За своё предательство интересов Чехословакии главные участники, можно сказать, получили символические подарки. На следующий день после Мюнхенской сделки 1 октября Гитлер милостиво согласился подписать с Чемберленом англо-германскую декларацию, в которой стороны договаривались «никогда более не воевать друг с другом». 6 декабря такой же двусторонний документ был подписан с французами, чтобы, как говорил гитлеровский министр иностранных дел Риббентроп, «отколоть их от СССР». Подчеркнём, что по своему юридическому характеру это были двусторонние договоры о ненападении.
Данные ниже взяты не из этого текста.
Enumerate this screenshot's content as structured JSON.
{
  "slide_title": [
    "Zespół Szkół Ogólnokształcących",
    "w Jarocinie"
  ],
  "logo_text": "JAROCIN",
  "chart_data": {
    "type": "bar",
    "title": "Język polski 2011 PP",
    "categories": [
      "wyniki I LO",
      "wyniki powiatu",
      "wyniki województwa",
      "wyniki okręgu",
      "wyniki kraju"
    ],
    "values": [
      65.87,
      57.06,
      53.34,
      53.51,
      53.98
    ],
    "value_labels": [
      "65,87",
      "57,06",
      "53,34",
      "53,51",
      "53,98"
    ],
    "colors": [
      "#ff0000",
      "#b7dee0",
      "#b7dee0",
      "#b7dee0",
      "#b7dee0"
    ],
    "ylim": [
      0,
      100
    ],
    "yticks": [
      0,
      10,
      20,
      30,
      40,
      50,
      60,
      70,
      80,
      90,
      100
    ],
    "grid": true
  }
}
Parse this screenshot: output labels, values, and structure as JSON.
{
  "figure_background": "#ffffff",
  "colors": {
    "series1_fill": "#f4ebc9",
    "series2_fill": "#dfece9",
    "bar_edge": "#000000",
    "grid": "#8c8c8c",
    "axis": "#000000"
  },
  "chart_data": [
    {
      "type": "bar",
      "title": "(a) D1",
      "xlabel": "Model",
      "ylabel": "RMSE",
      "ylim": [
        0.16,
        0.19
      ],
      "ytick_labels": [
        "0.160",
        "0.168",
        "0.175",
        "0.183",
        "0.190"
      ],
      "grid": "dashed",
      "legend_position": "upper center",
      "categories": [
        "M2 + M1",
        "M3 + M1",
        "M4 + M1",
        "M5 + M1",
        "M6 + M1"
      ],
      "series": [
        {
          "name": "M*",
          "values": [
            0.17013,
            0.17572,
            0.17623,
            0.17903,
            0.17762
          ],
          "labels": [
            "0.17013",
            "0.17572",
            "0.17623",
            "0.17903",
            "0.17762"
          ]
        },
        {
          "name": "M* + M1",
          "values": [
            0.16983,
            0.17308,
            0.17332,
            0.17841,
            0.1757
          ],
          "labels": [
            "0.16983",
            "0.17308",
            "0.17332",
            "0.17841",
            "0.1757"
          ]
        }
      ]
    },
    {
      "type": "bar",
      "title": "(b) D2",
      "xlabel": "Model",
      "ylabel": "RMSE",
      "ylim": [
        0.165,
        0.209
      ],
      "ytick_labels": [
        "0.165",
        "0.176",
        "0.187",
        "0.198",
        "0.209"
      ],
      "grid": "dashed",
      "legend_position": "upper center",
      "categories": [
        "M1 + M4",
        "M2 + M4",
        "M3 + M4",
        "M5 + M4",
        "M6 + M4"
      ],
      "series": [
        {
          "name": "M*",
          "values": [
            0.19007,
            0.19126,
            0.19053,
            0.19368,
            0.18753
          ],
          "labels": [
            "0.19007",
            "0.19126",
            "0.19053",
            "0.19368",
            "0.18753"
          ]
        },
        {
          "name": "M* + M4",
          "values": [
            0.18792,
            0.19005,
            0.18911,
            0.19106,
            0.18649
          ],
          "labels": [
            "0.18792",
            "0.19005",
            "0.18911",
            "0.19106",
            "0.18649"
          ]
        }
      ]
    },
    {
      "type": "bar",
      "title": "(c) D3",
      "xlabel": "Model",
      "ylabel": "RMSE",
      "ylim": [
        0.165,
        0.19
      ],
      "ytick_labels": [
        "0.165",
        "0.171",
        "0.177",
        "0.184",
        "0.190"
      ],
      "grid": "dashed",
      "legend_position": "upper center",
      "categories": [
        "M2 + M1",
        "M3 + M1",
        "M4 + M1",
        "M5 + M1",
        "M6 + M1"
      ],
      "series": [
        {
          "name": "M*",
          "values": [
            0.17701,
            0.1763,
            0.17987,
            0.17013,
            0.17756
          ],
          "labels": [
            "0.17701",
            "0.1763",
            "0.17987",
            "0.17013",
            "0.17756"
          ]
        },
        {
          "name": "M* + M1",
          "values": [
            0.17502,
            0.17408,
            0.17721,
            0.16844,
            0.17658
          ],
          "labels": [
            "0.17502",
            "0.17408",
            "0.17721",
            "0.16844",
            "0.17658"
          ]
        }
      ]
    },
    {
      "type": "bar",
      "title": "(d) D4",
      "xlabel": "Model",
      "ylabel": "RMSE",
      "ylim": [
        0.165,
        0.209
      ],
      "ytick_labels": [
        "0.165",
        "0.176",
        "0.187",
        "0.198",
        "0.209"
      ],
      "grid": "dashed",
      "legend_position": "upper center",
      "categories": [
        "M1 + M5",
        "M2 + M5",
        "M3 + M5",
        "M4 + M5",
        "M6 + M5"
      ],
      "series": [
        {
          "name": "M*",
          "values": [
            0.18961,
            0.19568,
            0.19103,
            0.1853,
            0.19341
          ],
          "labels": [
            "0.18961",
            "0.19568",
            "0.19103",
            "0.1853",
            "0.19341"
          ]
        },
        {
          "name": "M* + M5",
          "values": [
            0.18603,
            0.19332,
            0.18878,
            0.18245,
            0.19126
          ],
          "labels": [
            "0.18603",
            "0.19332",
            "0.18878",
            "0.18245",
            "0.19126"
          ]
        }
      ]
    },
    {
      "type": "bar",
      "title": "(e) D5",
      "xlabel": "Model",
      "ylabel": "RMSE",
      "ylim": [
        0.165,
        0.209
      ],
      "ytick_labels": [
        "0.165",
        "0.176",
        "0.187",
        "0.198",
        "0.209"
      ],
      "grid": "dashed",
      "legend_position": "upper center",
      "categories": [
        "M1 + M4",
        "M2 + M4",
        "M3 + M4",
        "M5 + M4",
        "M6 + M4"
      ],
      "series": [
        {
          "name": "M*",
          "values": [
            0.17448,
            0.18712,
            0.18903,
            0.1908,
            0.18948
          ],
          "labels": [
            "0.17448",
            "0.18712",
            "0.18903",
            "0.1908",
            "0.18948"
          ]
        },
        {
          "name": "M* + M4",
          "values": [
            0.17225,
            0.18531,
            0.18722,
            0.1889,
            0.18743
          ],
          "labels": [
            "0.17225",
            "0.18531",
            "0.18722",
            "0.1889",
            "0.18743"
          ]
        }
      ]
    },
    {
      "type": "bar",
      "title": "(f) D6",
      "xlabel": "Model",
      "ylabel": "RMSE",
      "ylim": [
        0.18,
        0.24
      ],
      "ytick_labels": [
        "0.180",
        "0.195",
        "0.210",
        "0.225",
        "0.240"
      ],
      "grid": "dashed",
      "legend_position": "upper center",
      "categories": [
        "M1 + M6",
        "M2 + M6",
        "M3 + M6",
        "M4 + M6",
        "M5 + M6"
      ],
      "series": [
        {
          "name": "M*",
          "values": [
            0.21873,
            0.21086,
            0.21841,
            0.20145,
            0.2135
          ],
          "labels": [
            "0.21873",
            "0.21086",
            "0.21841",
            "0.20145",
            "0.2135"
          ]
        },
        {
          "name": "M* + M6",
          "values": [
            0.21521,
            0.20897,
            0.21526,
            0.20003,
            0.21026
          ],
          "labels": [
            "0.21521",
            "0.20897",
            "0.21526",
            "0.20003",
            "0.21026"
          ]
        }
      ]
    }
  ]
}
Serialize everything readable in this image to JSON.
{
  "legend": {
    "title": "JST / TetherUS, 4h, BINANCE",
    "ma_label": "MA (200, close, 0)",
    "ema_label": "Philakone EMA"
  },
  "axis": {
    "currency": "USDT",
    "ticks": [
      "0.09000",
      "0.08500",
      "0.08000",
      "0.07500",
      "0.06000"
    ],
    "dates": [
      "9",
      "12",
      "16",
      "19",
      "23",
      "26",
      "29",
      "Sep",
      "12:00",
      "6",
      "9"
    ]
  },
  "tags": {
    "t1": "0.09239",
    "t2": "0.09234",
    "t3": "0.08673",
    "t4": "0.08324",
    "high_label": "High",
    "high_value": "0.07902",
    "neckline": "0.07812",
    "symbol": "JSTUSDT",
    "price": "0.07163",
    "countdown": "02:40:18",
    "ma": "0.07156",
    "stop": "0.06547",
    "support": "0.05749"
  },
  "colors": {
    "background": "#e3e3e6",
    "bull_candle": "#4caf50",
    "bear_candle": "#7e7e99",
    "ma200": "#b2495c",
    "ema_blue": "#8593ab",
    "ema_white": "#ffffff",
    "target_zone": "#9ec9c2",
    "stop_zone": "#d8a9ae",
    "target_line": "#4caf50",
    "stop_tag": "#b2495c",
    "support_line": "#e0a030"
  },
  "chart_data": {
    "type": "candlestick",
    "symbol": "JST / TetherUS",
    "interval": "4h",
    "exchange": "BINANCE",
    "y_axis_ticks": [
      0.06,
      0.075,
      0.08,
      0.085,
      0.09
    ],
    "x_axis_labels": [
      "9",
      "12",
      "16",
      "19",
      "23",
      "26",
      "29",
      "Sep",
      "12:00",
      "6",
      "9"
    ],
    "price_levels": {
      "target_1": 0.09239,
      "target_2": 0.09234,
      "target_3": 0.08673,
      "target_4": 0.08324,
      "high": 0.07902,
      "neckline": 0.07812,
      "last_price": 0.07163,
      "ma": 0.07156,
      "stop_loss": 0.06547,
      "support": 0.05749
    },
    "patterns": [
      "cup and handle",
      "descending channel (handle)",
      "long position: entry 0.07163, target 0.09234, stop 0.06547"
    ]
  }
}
Гитлер их подмахнул, хорошо зная, что это были пустые бумажки. В итоге они не продержались и года.

Смысл происходящего точно выразил принципиальный противник Чемберлена в рядах консервативной партии Черчилль. «В Мюнхене, – говорил он, – Англия и Франция между войной и позором выбрали позор, чтобы потом получить войну».

В Москве случившееся восприняли как серьёзнейшее поражение сил мира и успех агрессора. Маски были сброшены. Кризис обнажил тайные пружины европейской политики. Становилось ясно, что наступило время игры без правил по принципу «каждый за себя». Пример показывали англичане и французы, не останавливаясь перед новыми жертвами ради собственных корыстных интересов, не отдавая себе отчёт в том, что и они легко могут превратиться из охотников в добычу.

Между тем, СССР оказывался в изоляции в Европе, где вопросы решались без него и вопреки его интересам, что создавало прямую угрозу его безопасности. Мюнхенский сговор перечеркнул все надежды на коллективную безопасность в Европе. Приходилось думать о защите своих интересов, чем уже давно занимались другие. После захвата в марте 1939 года всей Чехословакии (вопреки клятвенным обещаниям не делать этого) Гитлер отдал распоряжение о подготовке нападения на Польшу. А это была уже непосредственная граница с Советским Союзом. В Лондоне, Париже и Вашингтоне жили напряжённым ожиданием скорой советско-германской войны, в которой, как слепо верили «западные демократии», два тоталитарных государства должны были истощить друг друга к вящей радости «умиротворителей».

Если в Москве ещё и оставались какие-то сомнения на этот счёт, то их быстро устранили начавшиеся летом 1939 года англо-франко-советские переговоры о взаимопомощи, включая заключение военной конвенции. Уже скоро выяснилось, что потенциальные союзники вели эти переговоры для отвода глаз, чтобы ввести в заблуждение Советский Союз и не мешать планам Гитлера, касающихся нанесения удара по Польше в качестве прелюдии к нападению на СССР. Стоит ли удивляться, что в этой ситуации советская дипломатия совершила манёвр и откликнулась на предложение Берлина начать переговоры о пакте о ненападении и секретных протоколах к нему о сферах размежевания немецких и советских территориальных интересов в Европе.

В той исторической ситуации это было единственно правильное решение. К тому времени подобные двусторонние документы уже были подписаны с Гитлером англичанами, французами и поляками. Советский Союз лишь сделал то, что до него совершили другие, то есть позаботился об интересах своей безопасности, когда из-за политики западных держав другие варианты перестали существовать.


Александр Юрьевич Борисов, доктор исторических наук, профессор МГИМО МИД РФ, Чрезвычайный и Полномочный Посланник.